Yeah, Jeff, this is Ashley. I'll take those. You know, I would say, I would anchor to industry norms when we think about time to go from data to approval. What we know is that it takes one to two quarters to get the package pressed, and then we expect review time to take another nine to 12 months. So that's what I would anchor you to for Panova 3 as well as all of our clinical trials. That's Panova. When we, headwinds to go to target, thank you. You know, I would expect gross margin, depending on where we land with net revenue per active patient, which is actually largely driven by the success of our lung cancer launch, remember where we will be treating patients ahead of reimbursement in the first couple of quarters, to remain in the 70s and, you know, if lung is going really well, you're going to have a lower 70 number, you're going to be more towards the mid, you know, if we have a less rapid uptake with luck. So it is actually far more dependent on the net revenue participation that we're able to build than it is on COGS itself. We've talked about the headwinds from COGS from the launch of our next generation array, but those will wash through fairly quickly. Within a couple of quarters, we'll be back down to kind of a manufacturing optimized price point there. Zooming out, I would say over the course of the next six quarters, six to eight quarters, we would expect all of that to wash out, and we'll be back in March as we're looking at today.

Thank you. Thank you.

Our next question comes from Vijay Kumar of Evercore ISI. Your line is open.

Hi. This is Kevin on for Vijay. Just a question on the reimbursement pathway for lung cancer. To follow up on Jason's point on similarities versus differences in the past, are you expecting a CMS panel this time around as well? And how should we think about some of the barriers towards reimbursement in the U.S.? Thank you.

Hi, thank you for the question. This is Frank.

I would say, again, I'd start with the big picture, which is that we expect the entire process of gaining reimbursement across both private payers and the Medicare program to play out over one to two years. In terms of the specifics of how we will approach CMS and what steps will happen with CMS, I would add the color that we've been in dialogue with CMS. And we do have multiple different pathways to approach them to request coverage. I think it's too early for us to give comments on specifics of how that will play out. And so again, I think I would think about this just in the context that reimbursement is always very complex. There are multiple pathways to get to the end. And really just think about it as a one to two year program in totality. And we'll give updates as we have more specifics.

Thank you.

Thank you. I'm showing no further questions at this time. I'd like to turn it back to Bill Doyle for closing remarks.

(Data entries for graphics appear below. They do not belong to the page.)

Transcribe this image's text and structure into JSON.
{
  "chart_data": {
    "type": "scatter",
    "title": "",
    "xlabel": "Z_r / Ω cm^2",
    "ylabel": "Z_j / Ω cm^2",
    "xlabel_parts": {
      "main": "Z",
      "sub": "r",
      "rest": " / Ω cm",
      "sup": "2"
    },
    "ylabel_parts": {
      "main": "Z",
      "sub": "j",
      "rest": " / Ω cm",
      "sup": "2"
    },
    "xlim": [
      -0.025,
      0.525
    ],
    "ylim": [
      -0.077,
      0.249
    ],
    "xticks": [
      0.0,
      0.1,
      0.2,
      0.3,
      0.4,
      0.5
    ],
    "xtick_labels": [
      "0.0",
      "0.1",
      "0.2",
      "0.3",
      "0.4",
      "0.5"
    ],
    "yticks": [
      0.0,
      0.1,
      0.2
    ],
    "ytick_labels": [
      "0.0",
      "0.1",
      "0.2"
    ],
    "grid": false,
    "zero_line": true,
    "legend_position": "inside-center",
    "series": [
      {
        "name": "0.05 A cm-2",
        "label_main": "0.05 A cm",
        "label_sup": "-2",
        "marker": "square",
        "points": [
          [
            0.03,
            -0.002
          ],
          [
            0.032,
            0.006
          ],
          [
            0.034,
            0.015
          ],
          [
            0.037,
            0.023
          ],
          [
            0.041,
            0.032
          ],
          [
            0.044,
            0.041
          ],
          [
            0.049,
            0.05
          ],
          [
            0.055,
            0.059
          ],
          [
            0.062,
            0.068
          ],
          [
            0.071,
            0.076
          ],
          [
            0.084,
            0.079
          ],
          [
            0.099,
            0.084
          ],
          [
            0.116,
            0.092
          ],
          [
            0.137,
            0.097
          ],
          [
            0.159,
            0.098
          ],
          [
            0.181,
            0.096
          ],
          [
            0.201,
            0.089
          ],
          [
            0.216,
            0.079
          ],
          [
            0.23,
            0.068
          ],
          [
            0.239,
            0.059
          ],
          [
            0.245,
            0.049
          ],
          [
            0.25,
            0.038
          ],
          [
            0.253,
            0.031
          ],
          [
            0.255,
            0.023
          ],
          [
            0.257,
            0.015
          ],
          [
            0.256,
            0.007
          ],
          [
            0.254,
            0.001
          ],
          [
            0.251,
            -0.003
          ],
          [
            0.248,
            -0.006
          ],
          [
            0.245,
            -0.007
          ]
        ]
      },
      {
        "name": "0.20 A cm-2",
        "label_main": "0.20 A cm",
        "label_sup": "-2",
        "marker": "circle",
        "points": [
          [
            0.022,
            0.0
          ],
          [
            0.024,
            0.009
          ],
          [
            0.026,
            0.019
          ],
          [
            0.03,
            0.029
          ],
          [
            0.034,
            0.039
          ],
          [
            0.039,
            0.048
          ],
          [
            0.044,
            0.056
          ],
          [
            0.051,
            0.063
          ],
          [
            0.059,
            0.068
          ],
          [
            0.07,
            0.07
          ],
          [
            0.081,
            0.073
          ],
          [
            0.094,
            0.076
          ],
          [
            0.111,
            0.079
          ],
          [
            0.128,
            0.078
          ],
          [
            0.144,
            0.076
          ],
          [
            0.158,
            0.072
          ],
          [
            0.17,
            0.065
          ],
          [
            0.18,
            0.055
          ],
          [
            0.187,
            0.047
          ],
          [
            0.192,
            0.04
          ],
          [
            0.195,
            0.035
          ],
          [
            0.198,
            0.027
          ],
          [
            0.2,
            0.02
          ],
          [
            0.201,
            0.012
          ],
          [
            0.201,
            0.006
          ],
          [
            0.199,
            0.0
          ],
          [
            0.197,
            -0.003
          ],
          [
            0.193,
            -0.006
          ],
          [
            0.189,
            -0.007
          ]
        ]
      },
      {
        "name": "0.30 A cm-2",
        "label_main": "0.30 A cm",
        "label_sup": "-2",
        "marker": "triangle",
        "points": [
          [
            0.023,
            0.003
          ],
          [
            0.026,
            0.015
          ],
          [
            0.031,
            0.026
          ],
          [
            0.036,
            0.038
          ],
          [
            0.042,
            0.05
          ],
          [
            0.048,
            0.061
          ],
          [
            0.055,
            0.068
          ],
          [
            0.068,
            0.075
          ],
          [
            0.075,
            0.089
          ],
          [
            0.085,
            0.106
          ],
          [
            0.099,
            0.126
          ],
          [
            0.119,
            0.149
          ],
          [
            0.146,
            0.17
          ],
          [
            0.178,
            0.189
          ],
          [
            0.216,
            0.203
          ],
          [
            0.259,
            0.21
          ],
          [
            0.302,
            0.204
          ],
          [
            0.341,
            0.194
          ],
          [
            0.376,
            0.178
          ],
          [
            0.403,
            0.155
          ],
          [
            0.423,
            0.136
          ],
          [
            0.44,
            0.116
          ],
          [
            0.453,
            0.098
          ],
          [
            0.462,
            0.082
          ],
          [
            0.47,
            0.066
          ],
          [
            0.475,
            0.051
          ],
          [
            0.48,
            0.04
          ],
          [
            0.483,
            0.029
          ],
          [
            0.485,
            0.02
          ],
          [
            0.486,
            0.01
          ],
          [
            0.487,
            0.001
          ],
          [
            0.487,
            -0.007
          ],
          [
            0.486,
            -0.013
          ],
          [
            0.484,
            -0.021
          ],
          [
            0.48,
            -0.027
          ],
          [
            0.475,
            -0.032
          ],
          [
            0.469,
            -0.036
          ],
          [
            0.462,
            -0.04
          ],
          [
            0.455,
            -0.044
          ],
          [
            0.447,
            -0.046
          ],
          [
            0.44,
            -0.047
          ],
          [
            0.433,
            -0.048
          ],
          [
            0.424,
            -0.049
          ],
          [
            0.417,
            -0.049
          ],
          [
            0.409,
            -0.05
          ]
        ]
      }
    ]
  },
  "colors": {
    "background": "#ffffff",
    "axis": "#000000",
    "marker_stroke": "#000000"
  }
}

So let me thank you all for your continued interest in our progress at Novocure. When we entered this year, 2024, we stated both externally and internally three clear goals. Grow GBM, deliver on the promise of our pipeline, and launch law. Here as we report Q3, I'm very pleased that we've made significant and important progress on all three. We're delighted to report 22% top line growth year over year. We have a long list in terms of delivering on our pipeline, starting with the MEDIS successful readout FDA providing breakthrough designation. Of course, the FDA approval of Lunar with the broad label that we had sought. And then the LPI, the last patients in for both Trident earlier in the year and this quarter, Penova 4. And then initiating the important trial of Keynote D58. That's a long list. I could make a longer list. if I were to describe all the work that's being done in our preclinical and our clinical teams. And then finally, from a commercial perspective, launch lung. And as Frank described, we were prepared and we launched the day after receiving FDA approval and have received our first prescriptions. So it's been a great year and a great quarter of achievement. I am going to end by thanking Asaf I must admit, for me personally, it's bittersweet. He deserves retirement. He spent two years planning to position Novacure in the strong position that we're in. But I'm going to miss him. And with that, thank you very much.

This concludes today's conference call. Thank you for participating and you may now disconnect.